Kick me if you like, but I’m glad the courts have put a stop to the Michigan recount. My relief has nothing to do with President-elect Donald Trump, and everything to do with the integrity of the voting process. And before you object that getting the count absolutely right is also vital to integrity, let’s go over some ground.
In this year’s presidential contest, Michigan was the state that took longest to call. Once the count was final, Trump beat Hillary Clinton by some two-tenths of a percentage point — a smidgen over 10,000 votes of the more than 4.5 million cast. When Green Party candidate Jill Stein began her quixotic campaign for recounts in a handful of states, Michigan was an obvious one to add to the tiny list.

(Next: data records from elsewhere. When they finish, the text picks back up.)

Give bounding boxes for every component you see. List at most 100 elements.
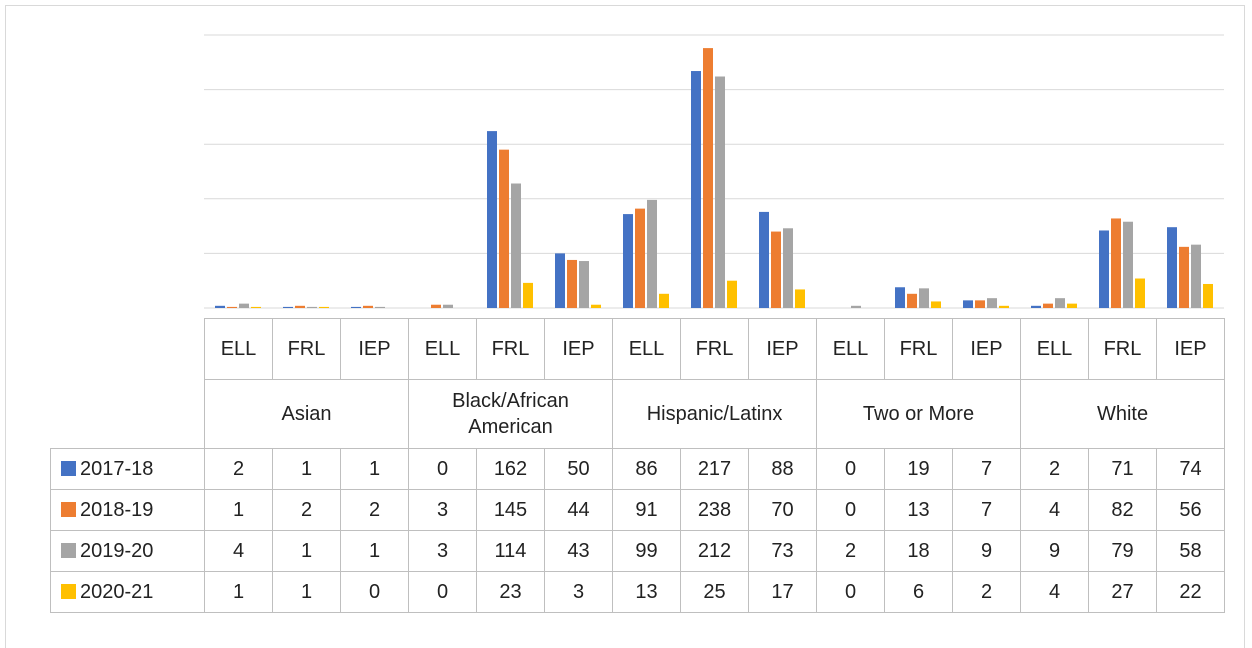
bar: [443, 304, 453, 308]
legend-label: 2019-20: [80, 539, 154, 562]
series-row: 2018-19 1 2 2 3 145 44 91 238 70 0 13 7 4 82 56: [50, 489, 1225, 531]
bar: [319, 306, 329, 308]
legend-entry: 2017-18: [50, 448, 205, 490]
table-value: 9: [1020, 530, 1089, 572]
table-value: 1: [340, 530, 409, 572]
x-tick-label: ELL: [1020, 318, 1089, 380]
bar: [1099, 230, 1109, 308]
table-value: 2: [204, 448, 273, 490]
table-value: 0: [816, 489, 885, 531]
bar: [591, 304, 601, 308]
table-value: 0: [816, 448, 885, 490]
table-value: 2: [272, 489, 341, 531]
bar: [975, 300, 985, 308]
bar: [1111, 218, 1121, 308]
table-value: 0: [408, 448, 477, 490]
table-value: 58: [1156, 530, 1225, 572]
table-value: 18: [884, 530, 953, 572]
bar: [523, 282, 533, 308]
x-tick-label: ELL: [612, 318, 681, 380]
table-value: 217: [680, 448, 749, 490]
bar: [375, 306, 385, 308]
bar: [1191, 244, 1201, 308]
table-value: 1: [272, 571, 341, 613]
table-value: 1: [272, 530, 341, 572]
table-value: 23: [476, 571, 545, 613]
bar: [635, 208, 645, 308]
table-value: 99: [612, 530, 681, 572]
x-tick-label: ELL: [204, 318, 273, 380]
table-value: 2: [952, 571, 1021, 613]
x-tick-label: FRL: [476, 318, 545, 380]
bar: [1179, 246, 1189, 308]
table-value: 13: [884, 489, 953, 531]
x-tick-label: IEP: [952, 318, 1021, 380]
group-label: Hispanic/Latinx: [612, 379, 817, 449]
group-label: Asian: [204, 379, 409, 449]
bar: [239, 303, 249, 308]
legend-entry: 2019-20: [50, 530, 205, 572]
table-value: 4: [1020, 489, 1089, 531]
bar: [487, 131, 497, 308]
table-value: 56: [1156, 489, 1225, 531]
table-value: 27: [1088, 571, 1157, 613]
bar: [251, 306, 261, 308]
table-value: 13: [612, 571, 681, 613]
group-label: White: [1020, 379, 1225, 449]
table-value: 44: [544, 489, 613, 531]
bar: [931, 301, 941, 308]
table-value: 2: [340, 489, 409, 531]
table-value: 86: [612, 448, 681, 490]
bar: [295, 305, 305, 308]
table-value: 19: [884, 448, 953, 490]
table-value: 0: [816, 571, 885, 613]
bar: [555, 253, 565, 308]
table-value: 3: [408, 530, 477, 572]
bar: [963, 300, 973, 308]
bar: [227, 306, 237, 308]
table-value: 74: [1156, 448, 1225, 490]
table-value: 212: [680, 530, 749, 572]
legend-swatch: [61, 460, 76, 476]
table-value: 1: [340, 448, 409, 490]
category-row: ELL FRL IEP ELL FRL IEP ELL FRL IEP ELL FRL IEP ELL F…: [51, 318, 1225, 380]
table-value: 73: [748, 530, 817, 572]
bar: [851, 305, 861, 308]
group-row: Asian Black/African American Hispanic/Lati…: [51, 379, 1225, 449]
table-value: 1: [204, 571, 273, 613]
bar: [659, 293, 669, 308]
x-tick-label: IEP: [340, 318, 409, 380]
bar: [715, 76, 725, 308]
bar: [623, 214, 633, 308]
x-tick-label: IEP: [1156, 318, 1225, 380]
blank-cell: [51, 380, 205, 449]
bar: [579, 261, 589, 308]
table-value: 2: [1020, 448, 1089, 490]
legend-swatch: [61, 501, 76, 517]
x-tick-label: FRL: [1088, 318, 1157, 380]
bar: [691, 71, 701, 308]
table-value: 145: [476, 489, 545, 531]
table-value: 25: [680, 571, 749, 613]
table-value: 0: [340, 571, 409, 613]
legend-entry: 2020-21: [50, 571, 205, 613]
bar: [1123, 221, 1133, 308]
legend-label: 2018-19: [80, 498, 154, 521]
bar: [895, 287, 905, 308]
group-label: Black/African American: [408, 379, 613, 449]
legend-swatch: [61, 542, 76, 558]
table-value: 50: [544, 448, 613, 490]
bar: [1135, 278, 1145, 308]
table-value: 82: [1088, 489, 1157, 531]
blank-cell: [51, 319, 205, 380]
bar: [647, 199, 657, 308]
series-row: 2020-21 1 1 0 0 23 3 13 25 17 0 6 2 4 27 22: [50, 571, 1225, 613]
x-tick-label: FRL: [272, 318, 341, 380]
table-value: 2: [816, 530, 885, 572]
bar: [567, 259, 577, 308]
table-value: 114: [476, 530, 545, 572]
table-value: 3: [408, 489, 477, 531]
table-value: 3: [544, 571, 613, 613]
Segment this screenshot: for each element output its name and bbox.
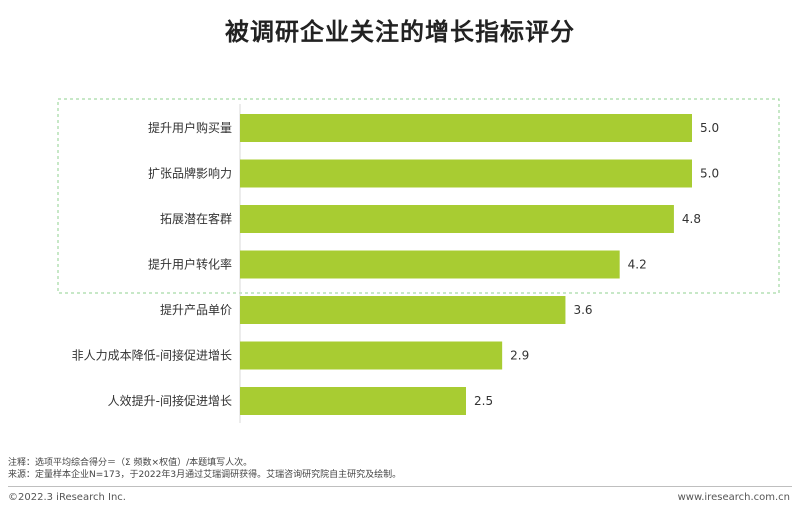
bar [240,159,692,188]
category-label: 人效提升-间接促进增长 [108,393,232,408]
category-label: 提升用户购买量 [148,120,232,135]
category-label: 扩张品牌影响力 [148,166,232,181]
value-label: 5.0 [700,121,719,135]
value-label: 3.6 [573,303,592,317]
footer-divider [8,486,792,487]
note-text: 注释：选项平均综合得分＝（Σ 频数×权值）/本题填写人次。 [8,458,253,468]
category-label: 非人力成本降低-间接促进增长 [72,348,232,363]
bar [240,296,566,324]
value-label: 5.0 [700,167,719,181]
copyright-text: ©2022.3 iResearch Inc. [8,492,126,503]
bar [240,205,674,233]
value-label: 4.8 [682,212,701,226]
value-label: 2.9 [510,349,529,363]
source-text: 来源：定量样本企业N=173，于2022年3月通过艾瑞调研获得。艾瑞咨询研究院自… [8,470,402,480]
value-label: 2.5 [474,394,493,408]
value-label: 4.2 [628,258,647,272]
bar [240,114,692,142]
bar [240,387,466,415]
bar [240,250,620,279]
notes: 注释：选项平均综合得分＝（Σ 频数×权值）/本题填写人次。 来源：定量样本企业N… [8,457,401,481]
category-label: 拓展潜在客群 [160,211,232,226]
highlight-box [57,98,780,294]
chart-title: 被调研企业关注的增长指标评分 [225,18,575,46]
category-label: 提升用户转化率 [148,257,232,272]
category-label: 提升产品单价 [160,302,232,317]
website-link[interactable]: www.iresearch.com.cn [677,492,790,503]
bar [240,341,503,370]
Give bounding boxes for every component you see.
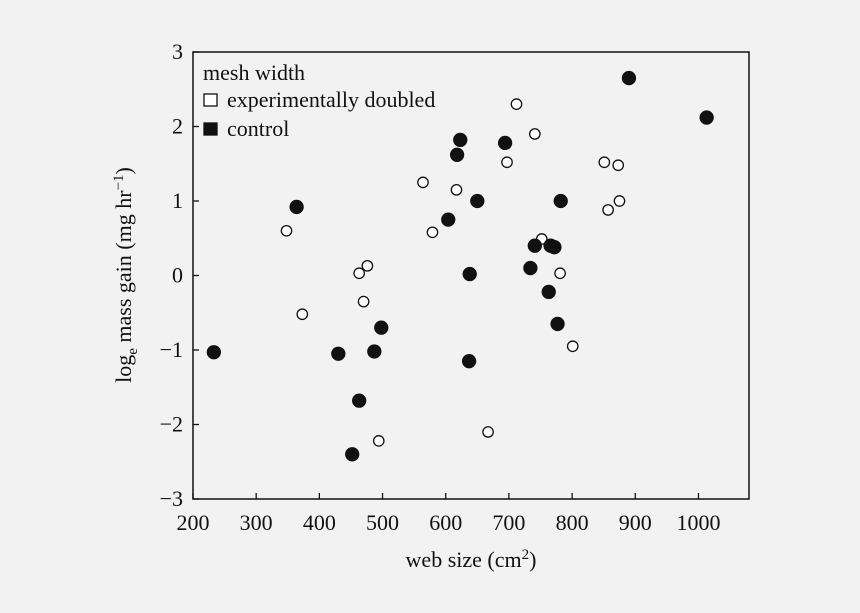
point-control: [553, 193, 568, 209]
point-control: [621, 70, 637, 86]
point-control: [367, 344, 382, 359]
point-control: [374, 320, 389, 335]
point-doubled: [417, 176, 429, 189]
point-control: [470, 193, 485, 209]
y-tick-label: −3: [160, 486, 183, 511]
x-tick-label: 300: [240, 510, 273, 535]
x-tick-label: 700: [492, 510, 525, 535]
point-doubled: [353, 267, 366, 280]
x-tick-label: 800: [556, 510, 589, 535]
point-doubled: [566, 340, 579, 353]
y-axis-label: loge mass gain (mg hr−1): [111, 167, 141, 383]
legend-swatch-open: [203, 93, 218, 107]
legend-swatch-filled: [203, 122, 218, 136]
y-tick-label: 1: [172, 188, 183, 213]
point-control: [331, 346, 346, 361]
legend-entry-doubled: experimentally doubled: [227, 87, 435, 112]
point-doubled: [372, 435, 385, 447]
point-doubled: [361, 259, 374, 272]
legend-entry-control: control: [227, 116, 289, 141]
y-tick-label: 0: [172, 263, 183, 288]
point-control: [461, 354, 477, 369]
x-tick-label: 900: [619, 510, 652, 535]
point-control: [449, 147, 465, 162]
point-doubled: [501, 156, 513, 169]
y-tick-label: −1: [160, 337, 183, 362]
point-control: [453, 132, 468, 148]
point-doubled: [598, 156, 611, 169]
point-doubled: [612, 159, 625, 172]
point-doubled: [296, 308, 309, 321]
point-control: [547, 240, 562, 255]
point-doubled: [280, 224, 293, 237]
point-doubled: [482, 426, 494, 438]
axis-ticks: 200 300 400 500 600 700 800 900 1000 −3 −2 −1 0 1 2 3: [160, 39, 721, 535]
point-control: [527, 238, 542, 253]
point-doubled: [357, 295, 370, 308]
point-doubled: [426, 226, 439, 239]
point-control: [441, 212, 456, 227]
point-control: [497, 135, 513, 151]
y-tick-label: 3: [172, 39, 183, 64]
point-control: [699, 110, 714, 125]
point-control: [352, 393, 367, 408]
y-tick-label: −2: [160, 412, 183, 437]
point-doubled: [602, 204, 614, 216]
point-control: [289, 199, 304, 215]
point-doubled: [554, 267, 566, 280]
point-control: [206, 345, 222, 360]
point-control: [550, 316, 565, 332]
x-tick-label: 200: [177, 510, 210, 535]
data-points: [206, 70, 714, 462]
x-tick-label: 1000: [676, 510, 720, 535]
legend-title: mesh width: [203, 60, 305, 85]
x-tick-label: 500: [366, 510, 399, 535]
point-control: [462, 266, 477, 282]
legend: mesh width experimentally doubled contro…: [203, 60, 435, 141]
x-axis-label: web size (cm2): [406, 547, 537, 572]
point-doubled: [528, 128, 541, 140]
point-control: [345, 447, 360, 462]
x-tick-label: 600: [429, 510, 462, 535]
point-doubled: [510, 98, 523, 111]
x-tick-label: 400: [303, 510, 336, 535]
point-control: [523, 260, 538, 276]
y-tick-label: 2: [172, 114, 183, 139]
point-doubled: [450, 183, 463, 196]
point-control: [541, 284, 556, 300]
point-doubled: [613, 195, 626, 207]
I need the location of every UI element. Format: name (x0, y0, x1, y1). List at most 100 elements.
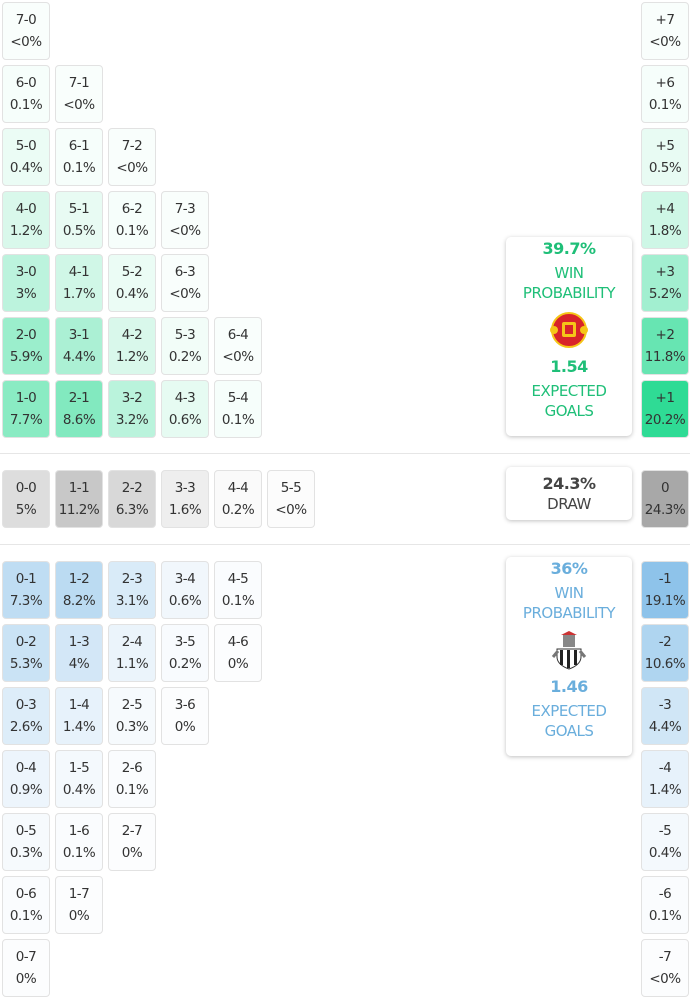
home-scoreline-cell: 4-3 0.6% (161, 380, 209, 438)
away-margin-cell: -7 <0% (641, 939, 689, 997)
score-label: 4-5 (227, 571, 249, 587)
home-xg: 1.54 (550, 357, 588, 376)
away-scoreline-cell: 1-4 1.4% (55, 687, 103, 745)
away-scoreline-cell: 0-1 7.3% (2, 561, 50, 619)
probability-label: 0% (15, 971, 37, 987)
score-label: 3-6 (174, 697, 196, 713)
score-label: 2-2 (121, 480, 143, 496)
away-scoreline-cell: 4-6 0% (214, 624, 262, 682)
score-label: 2-6 (121, 760, 143, 776)
draw-scoreline-cell: 4-4 0.2% (214, 470, 262, 528)
score-label: +3 (655, 264, 675, 280)
score-label: 2-5 (121, 697, 143, 713)
score-label: 4-4 (227, 480, 249, 496)
home-win-label: WIN PROBABILITY (522, 264, 616, 302)
home-scoreline-cell: 7-0 <0% (2, 2, 50, 60)
score-label: 1-7 (68, 886, 90, 902)
score-label: 0-6 (15, 886, 37, 902)
home-scoreline-cell: 6-4 <0% (214, 317, 262, 375)
home-scoreline-cell: 7-3 <0% (161, 191, 209, 249)
home-xg-label: EXPECTED GOALS (531, 382, 607, 420)
probability-label: 7.7% (9, 412, 43, 428)
home-win-pct: 39.7% (542, 239, 596, 258)
probability-label: 5.2% (648, 286, 682, 302)
score-label: 2-0 (15, 327, 37, 343)
home-scoreline-cell: 7-2 <0% (108, 128, 156, 186)
probability-label: <0% (63, 97, 95, 113)
probability-label: 3.1% (115, 593, 149, 609)
away-scoreline-cell: 4-5 0.1% (214, 561, 262, 619)
away-win-pct: 36% (550, 559, 588, 578)
draw-scoreline-cell: 5-5 <0% (267, 470, 315, 528)
home-scoreline-cell: 6-2 0.1% (108, 191, 156, 249)
away-scoreline-cell: 3-4 0.6% (161, 561, 209, 619)
home-scoreline-cell: 4-1 1.7% (55, 254, 103, 312)
away-scoreline-cell: 3-5 0.2% (161, 624, 209, 682)
probability-label: 0.1% (115, 223, 149, 239)
away-margin-cell: -4 1.4% (641, 750, 689, 808)
score-label: -5 (658, 823, 672, 839)
score-label: 1-6 (68, 823, 90, 839)
probability-label: 10.6% (644, 656, 686, 672)
home-scoreline-cell: 5-0 0.4% (2, 128, 50, 186)
probability-label: 0.1% (62, 160, 96, 176)
probability-label: 1.2% (9, 223, 43, 239)
probability-label: 1.4% (62, 719, 96, 735)
probability-label: 8.2% (62, 593, 96, 609)
probability-label: 0.2% (221, 502, 255, 518)
away-scoreline-cell: 0-3 2.6% (2, 687, 50, 745)
probability-label: 0% (121, 845, 143, 861)
score-label: 4-0 (15, 201, 37, 217)
probability-label: 20.2% (644, 412, 686, 428)
probability-label: <0% (169, 286, 201, 302)
probability-label: 0.3% (115, 719, 149, 735)
draw-label: DRAW (547, 494, 591, 513)
away-scoreline-cell: 1-7 0% (55, 876, 103, 934)
score-label: -6 (658, 886, 672, 902)
probability-label: 0.5% (648, 160, 682, 176)
probability-label: 0.9% (9, 782, 43, 798)
score-label: 1-1 (68, 480, 90, 496)
probability-label: 7.3% (9, 593, 43, 609)
home-scoreline-cell: 6-3 <0% (161, 254, 209, 312)
draw-scoreline-cell: 3-3 1.6% (161, 470, 209, 528)
score-label: +2 (655, 327, 675, 343)
home-scoreline-cell: 6-1 0.1% (55, 128, 103, 186)
score-label: 4-6 (227, 634, 249, 650)
probability-label: 0% (68, 908, 90, 924)
probability-label: <0% (649, 34, 681, 50)
score-label: +1 (655, 390, 675, 406)
score-label: 3-0 (15, 264, 37, 280)
probability-label: <0% (222, 349, 254, 365)
home-margin-cell: +5 0.5% (641, 128, 689, 186)
probability-label: 0.1% (648, 97, 682, 113)
probability-label: <0% (275, 502, 307, 518)
score-label: 0-5 (15, 823, 37, 839)
probability-label: 2.6% (9, 719, 43, 735)
probability-label: 0.2% (168, 656, 202, 672)
probability-label: 8.6% (62, 412, 96, 428)
probability-label: 5.9% (9, 349, 43, 365)
probability-label: 1.1% (115, 656, 149, 672)
probability-label: 19.1% (644, 593, 686, 609)
probability-label: 0.1% (9, 908, 43, 924)
away-scoreline-cell: 0-5 0.3% (2, 813, 50, 871)
probability-label: 4.4% (648, 719, 682, 735)
home-margin-cell: +1 20.2% (641, 380, 689, 438)
probability-label: 1.7% (62, 286, 96, 302)
probability-label: 0.1% (221, 593, 255, 609)
probability-label: 0.6% (168, 412, 202, 428)
probability-label: 0.1% (221, 412, 255, 428)
probability-label: 6.3% (115, 502, 149, 518)
home-margin-cell: +6 0.1% (641, 65, 689, 123)
draw-scoreline-cell: 2-2 6.3% (108, 470, 156, 528)
probability-label: 0.5% (62, 223, 96, 239)
score-label: 3-4 (174, 571, 196, 587)
score-label: 6-1 (68, 138, 90, 154)
score-label: 4-2 (121, 327, 143, 343)
score-label: +5 (655, 138, 675, 154)
score-label: +6 (655, 75, 675, 91)
score-label: 5-5 (280, 480, 302, 496)
home-scoreline-cell: 5-4 0.1% (214, 380, 262, 438)
probability-label: <0% (169, 223, 201, 239)
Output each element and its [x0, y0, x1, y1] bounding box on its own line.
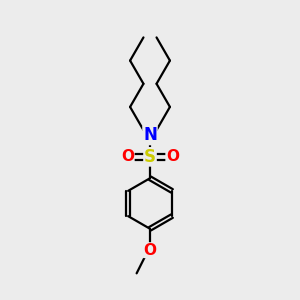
- Text: S: S: [144, 148, 156, 166]
- Text: O: O: [143, 243, 157, 258]
- Text: O: O: [121, 149, 134, 164]
- Text: N: N: [143, 126, 157, 144]
- Text: O: O: [166, 149, 179, 164]
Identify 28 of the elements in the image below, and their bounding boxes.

But earlier this week a panel of the Michigan court of appeals held that Stein lacked standing to seek a fresh tabulation. She would not, after all, be the beneficiary. In light of that ruling, a federal judge on Wednesday dissolved his earlier recount order, an act that in practical if not legal terms puts an end to the whole thing.
Which brings us back to getting the count absolutely right.
News flash: can’t be done. Counting millions of ballots, we can’t ever be sure we’ve got it right.
Just about a year ago I wrote a column on the 15th anniversary of Bush v. Gore, the U.S. Supreme Court’s controversial decision in December 2000 that ended the third Florida recount and therefore that year’s presidential election. The majority opinion in the case, as I noted, was terribly unpersuasive, and Florida should have been left to run its own election. On the other hand, as I further explained, vote recounts are harder to defend than we tend to think, and for one simple reason: There is no logical stopping place.
Suppose an election with two candidates. Let’s call them Eastside and Westside. Eastside is declared the winner on election night. But the margin is so narrow that Westside demands that the ballots be counted again. When the tabulation is complete, Westside is the winner. Is the contest over? Says who?
Having once conceded that we may have gotten it wrong on election night, we are in a weak position to assert that we are sure that this time we have it right. When Eastside demands yet another count, we have no obvious ground to refuse. And if Eastside wins this time, making two out of three, should that be the end of the matter? That hardly seems fair. Surely Westside should have the opportunity to stage a Cubs-style comeback. And so on ad infinitum.
Of course we can simply draw an arbitrary line. One recount only, say. Or two at the most. Many states have laws providing for a precise number (usually one). But the arbitrary line is still arbitrary. We still have no way to know for sure that we have the numbers right. Most of us, I suspect, would conclude that the optimum number of recounts is whatever number it takes for our candidate to win. At that point, the counting should stop.
It’s no answer to say that the whole mess could be avoided were we to use only digital voting machines. For better or worse, we are at a point where nobody trusts their accuracy. The whole country seems to think a digital election could easily be hacked — whether or not it’s true. And without the physical assurance of paper ballots, we can’t point to the hard evidence that voter preferences have been properly recorded. On the other hand, with paper ballots, we tend to get different numbers with every count. Blame differing standards, human vicissitudes, random chance. Whatever the reason, when an election is so close that the margin of victory is smaller than the margin of error, we can’t ever be sure the tally is right.
No way out but to respect what happens on election night.
Don’t get me wrong. I am not saying recounts should never be performed. There are situations in which they are mandatory. Consider West Virginia, where in the 1946 election, police drove voters from poll to poll, enabling them to cast multiple ballots. Colorable evidence of such widespread fraud is a good reason not only for a recount but possibly for a new election. Similarly, should we discover systematic breakdowns in the tabulating process, such as large numbers of uncounted ballots, we should count again. And we should certainly take action when there are plausible allegations of discrimination and intimidation at the polls — events all too common in our history. But there, too, the right remedy would seem to be not a recount but a new election. (And prosecution of the offenders.)
No doubt there are other situations, too, where we would all agree that a recount is warranted. What’s vital is that we choose only rare instances that go to the integrity of the democratic process itself. The worst reason to count again is that the election is close and our side lost.
Stephen L. Carter is a Bloomberg View columnist. He is a professor of law at Yale University and was a clerk to U.S. Supreme Court Justice Thurgood Marshall. His novels include “The Emperor of Ocean Park” and “Back Channel,” and his nonfiction includes “Civility” and “Integrity.”
- The key word is “widespread.” In in the face of testimony about illegal voting, the Massachusetts Senate refused to recount the ballots in the election of one of its members. Why? Because the testimony, even if true, would not have involved enough ballots to swing the election.
- Or should we? In confronted with evidence that more ballots were counted than had been distributed, a New York judge decided not to order a recount. The proper procedure, he said, would be to bring a lawsuit asking the court to determine who had actually won the election!